For this backlog to clear, individual investors need to see someone go first. A venture capitalist won’t lose their job by sitting on the sidelines and tweeting about fiscal responsibility, but they certainly could by sending a term sheet for a company that quickly does a down round.
This is where founders need to get smart. Investors know that the general market paralysis gives them—for the time being, at least—more leverage and more time than they’ve enjoyed in quite a while. A founder willing to play into an investor’s need for certainty is a founder that’s going to come away with a deal.
That means, above all, planning for the worst—not simply figuring out a way for their business to limp along indefinitely, but rather understanding how much they can grow and how long they can last with the cash they have on hand.

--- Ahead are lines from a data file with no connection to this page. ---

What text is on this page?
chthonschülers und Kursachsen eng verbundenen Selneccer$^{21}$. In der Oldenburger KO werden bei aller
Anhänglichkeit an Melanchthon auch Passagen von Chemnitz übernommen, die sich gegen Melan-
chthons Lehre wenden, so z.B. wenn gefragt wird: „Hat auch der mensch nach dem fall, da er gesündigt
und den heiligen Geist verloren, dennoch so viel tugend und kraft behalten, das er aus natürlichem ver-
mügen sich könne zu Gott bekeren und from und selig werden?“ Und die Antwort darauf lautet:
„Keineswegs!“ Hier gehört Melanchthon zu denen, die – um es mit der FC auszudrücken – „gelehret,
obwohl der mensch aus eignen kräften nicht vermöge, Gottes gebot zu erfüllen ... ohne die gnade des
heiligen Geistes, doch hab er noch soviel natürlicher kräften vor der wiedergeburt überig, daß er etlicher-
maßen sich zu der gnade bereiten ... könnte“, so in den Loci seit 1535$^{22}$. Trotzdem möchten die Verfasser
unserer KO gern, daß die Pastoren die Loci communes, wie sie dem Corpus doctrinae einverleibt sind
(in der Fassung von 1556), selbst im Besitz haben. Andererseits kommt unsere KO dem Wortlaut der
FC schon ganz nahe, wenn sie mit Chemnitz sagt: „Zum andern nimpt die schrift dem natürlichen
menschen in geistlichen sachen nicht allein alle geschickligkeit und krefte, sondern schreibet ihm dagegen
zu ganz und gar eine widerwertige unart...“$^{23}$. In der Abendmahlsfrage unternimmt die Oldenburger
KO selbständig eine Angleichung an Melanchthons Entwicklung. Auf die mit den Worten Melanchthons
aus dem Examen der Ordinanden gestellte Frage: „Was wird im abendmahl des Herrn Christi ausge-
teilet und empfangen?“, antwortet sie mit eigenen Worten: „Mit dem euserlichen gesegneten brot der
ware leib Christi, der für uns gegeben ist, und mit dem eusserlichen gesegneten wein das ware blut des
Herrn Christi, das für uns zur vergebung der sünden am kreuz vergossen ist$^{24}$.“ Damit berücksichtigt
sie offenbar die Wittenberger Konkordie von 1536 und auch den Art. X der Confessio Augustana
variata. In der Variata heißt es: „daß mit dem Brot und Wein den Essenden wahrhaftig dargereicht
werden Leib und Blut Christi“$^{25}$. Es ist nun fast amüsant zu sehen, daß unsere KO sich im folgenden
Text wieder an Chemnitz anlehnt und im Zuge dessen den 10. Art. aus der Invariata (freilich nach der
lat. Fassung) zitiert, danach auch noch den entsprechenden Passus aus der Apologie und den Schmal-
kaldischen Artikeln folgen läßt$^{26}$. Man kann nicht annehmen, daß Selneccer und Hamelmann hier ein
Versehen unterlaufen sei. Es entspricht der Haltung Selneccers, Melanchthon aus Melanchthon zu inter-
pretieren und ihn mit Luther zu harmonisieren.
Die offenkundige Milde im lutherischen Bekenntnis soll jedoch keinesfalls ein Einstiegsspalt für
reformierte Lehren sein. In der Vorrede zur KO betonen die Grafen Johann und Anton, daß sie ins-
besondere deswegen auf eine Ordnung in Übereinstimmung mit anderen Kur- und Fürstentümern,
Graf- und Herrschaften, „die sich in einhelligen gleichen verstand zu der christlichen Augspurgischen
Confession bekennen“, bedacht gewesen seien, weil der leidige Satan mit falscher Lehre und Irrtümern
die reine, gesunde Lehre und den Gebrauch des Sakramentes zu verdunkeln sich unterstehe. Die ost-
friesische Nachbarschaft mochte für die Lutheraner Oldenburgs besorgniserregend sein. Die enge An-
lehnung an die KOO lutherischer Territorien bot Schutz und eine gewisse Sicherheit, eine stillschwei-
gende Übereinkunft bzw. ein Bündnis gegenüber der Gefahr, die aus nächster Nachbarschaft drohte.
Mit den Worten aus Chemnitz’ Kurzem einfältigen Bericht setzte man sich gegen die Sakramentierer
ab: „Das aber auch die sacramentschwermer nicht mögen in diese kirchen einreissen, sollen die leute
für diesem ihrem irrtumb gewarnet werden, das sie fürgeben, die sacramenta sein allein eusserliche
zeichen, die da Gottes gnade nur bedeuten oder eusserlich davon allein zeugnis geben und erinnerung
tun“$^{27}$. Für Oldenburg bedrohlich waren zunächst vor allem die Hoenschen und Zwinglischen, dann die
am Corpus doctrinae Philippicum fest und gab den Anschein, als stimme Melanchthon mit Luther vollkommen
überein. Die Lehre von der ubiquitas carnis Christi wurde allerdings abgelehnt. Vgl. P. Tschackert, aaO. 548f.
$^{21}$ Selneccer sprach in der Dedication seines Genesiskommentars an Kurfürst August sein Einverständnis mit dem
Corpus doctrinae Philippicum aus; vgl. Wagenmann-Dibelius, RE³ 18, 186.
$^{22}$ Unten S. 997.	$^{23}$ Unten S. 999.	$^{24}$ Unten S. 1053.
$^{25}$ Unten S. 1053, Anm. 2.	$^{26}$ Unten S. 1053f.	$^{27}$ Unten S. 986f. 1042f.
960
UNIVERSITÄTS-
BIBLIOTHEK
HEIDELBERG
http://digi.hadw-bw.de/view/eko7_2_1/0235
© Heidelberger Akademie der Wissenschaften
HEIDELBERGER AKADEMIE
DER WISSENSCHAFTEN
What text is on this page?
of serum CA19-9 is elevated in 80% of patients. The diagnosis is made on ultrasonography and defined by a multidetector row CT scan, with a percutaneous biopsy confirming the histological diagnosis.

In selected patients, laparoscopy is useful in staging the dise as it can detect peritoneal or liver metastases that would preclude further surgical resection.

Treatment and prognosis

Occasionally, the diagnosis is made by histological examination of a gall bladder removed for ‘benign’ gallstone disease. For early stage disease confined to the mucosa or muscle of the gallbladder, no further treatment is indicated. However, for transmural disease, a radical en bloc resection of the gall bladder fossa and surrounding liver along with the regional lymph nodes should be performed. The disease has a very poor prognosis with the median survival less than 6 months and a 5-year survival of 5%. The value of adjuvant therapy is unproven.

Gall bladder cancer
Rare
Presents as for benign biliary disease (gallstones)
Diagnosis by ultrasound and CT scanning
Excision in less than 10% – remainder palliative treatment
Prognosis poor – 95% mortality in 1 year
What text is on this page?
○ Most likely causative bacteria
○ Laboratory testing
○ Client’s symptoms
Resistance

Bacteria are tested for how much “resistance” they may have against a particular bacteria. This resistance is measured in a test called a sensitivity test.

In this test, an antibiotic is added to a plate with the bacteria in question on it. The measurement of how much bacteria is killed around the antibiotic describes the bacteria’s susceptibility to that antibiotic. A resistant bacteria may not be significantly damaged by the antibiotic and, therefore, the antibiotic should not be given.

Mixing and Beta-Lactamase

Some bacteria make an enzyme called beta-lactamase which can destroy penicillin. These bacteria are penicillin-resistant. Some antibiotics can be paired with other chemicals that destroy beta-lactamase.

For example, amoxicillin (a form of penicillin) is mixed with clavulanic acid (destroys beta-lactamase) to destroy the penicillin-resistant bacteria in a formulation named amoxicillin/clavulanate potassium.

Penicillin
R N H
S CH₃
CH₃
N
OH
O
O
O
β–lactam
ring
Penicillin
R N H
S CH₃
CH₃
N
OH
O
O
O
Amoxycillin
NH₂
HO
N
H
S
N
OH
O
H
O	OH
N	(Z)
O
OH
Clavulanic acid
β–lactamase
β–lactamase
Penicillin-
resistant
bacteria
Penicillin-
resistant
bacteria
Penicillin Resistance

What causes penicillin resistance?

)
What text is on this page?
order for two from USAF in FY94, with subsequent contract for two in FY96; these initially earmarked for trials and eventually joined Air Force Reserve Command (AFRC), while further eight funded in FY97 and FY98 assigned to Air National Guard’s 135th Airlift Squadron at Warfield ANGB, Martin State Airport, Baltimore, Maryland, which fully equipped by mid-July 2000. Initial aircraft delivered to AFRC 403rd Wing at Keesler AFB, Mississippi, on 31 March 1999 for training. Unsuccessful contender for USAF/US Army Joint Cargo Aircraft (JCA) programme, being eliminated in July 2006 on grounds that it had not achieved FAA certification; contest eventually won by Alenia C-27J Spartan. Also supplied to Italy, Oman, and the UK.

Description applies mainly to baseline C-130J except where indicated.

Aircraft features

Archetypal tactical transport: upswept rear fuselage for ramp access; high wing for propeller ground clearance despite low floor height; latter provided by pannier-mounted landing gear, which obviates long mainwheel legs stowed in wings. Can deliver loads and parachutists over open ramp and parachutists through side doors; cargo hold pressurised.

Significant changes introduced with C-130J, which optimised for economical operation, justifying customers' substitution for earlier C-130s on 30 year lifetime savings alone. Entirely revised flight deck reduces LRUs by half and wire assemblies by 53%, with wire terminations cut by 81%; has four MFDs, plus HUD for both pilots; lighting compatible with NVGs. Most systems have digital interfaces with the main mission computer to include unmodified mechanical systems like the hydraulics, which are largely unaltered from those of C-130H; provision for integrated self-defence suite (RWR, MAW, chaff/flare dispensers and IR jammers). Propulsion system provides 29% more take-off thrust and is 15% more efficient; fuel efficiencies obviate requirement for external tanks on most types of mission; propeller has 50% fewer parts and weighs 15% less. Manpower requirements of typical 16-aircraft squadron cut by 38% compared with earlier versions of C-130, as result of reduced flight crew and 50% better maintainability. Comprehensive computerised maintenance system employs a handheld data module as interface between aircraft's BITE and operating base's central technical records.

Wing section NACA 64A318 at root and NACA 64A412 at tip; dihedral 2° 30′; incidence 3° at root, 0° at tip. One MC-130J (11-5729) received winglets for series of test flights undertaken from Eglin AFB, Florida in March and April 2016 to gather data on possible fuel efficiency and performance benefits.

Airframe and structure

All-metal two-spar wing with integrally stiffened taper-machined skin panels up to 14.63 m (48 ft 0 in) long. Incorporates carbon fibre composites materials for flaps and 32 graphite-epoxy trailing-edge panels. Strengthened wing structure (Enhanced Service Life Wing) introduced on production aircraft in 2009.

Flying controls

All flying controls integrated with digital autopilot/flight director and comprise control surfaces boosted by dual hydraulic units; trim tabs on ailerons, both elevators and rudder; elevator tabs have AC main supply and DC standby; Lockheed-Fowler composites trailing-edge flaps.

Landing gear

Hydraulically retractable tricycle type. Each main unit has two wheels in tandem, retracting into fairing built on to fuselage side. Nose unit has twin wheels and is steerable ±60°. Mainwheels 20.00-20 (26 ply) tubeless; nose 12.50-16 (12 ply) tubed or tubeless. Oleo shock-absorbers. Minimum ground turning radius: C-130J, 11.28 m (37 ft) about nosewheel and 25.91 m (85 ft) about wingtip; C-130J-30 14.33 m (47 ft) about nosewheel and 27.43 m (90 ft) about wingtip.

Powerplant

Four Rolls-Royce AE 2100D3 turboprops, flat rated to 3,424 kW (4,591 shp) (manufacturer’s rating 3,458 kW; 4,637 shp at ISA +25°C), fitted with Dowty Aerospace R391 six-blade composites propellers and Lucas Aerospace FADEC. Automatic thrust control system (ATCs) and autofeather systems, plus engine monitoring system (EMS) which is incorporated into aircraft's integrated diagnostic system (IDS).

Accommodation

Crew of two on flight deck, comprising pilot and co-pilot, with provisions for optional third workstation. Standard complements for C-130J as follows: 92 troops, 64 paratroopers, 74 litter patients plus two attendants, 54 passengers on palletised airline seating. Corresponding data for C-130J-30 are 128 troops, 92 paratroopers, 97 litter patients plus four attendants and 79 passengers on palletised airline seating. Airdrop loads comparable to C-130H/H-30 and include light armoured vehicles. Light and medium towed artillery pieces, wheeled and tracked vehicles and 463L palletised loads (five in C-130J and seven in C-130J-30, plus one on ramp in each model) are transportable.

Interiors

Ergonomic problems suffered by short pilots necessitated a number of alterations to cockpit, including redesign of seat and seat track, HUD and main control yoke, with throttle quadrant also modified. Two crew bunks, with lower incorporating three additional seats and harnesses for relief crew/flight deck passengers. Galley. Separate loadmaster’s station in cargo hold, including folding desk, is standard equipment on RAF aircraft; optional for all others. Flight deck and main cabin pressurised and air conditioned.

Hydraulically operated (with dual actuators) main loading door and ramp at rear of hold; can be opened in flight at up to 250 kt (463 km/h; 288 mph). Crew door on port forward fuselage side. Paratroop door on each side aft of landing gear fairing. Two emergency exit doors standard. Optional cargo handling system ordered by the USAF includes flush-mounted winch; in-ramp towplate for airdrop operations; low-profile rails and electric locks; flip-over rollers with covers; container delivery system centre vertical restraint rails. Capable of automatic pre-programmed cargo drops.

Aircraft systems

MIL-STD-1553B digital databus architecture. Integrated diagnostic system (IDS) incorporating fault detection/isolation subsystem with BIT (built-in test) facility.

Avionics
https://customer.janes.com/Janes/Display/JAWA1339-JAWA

Once founders have a sense of that, they need to invest more heavily in their relationships with investors. This has always been important, and now it is even more so. Early-stage investing is as much an emotional decision as it is a rational economic one. Investors are more likely to back founders they know and trust, people they’ve seen execute over time. Founders who work with this dynamic will be better positioned to raise capital when they need it.
That said, founders also need to lower their expectations—about the amount of money they can raise, the price at which they can do it and the amount of time they’ll need to complete a round. Rounds are going to occur further apart, and fundraising processes are going to take longer to complete until the market changes again. And make no mistake, the market will change again, because that’s how cycles work. They go down, they go up.
Despite the doom and gloom, there’s money available for good startups who tell good stories to good investors. That’s harder to do now than it was, but it may also lead to bigger and better things. Fundraising has never been a sure thing. It just felt that way based on the press coverage and the stories you probably heard from other founders. The current market is just reminding us of that.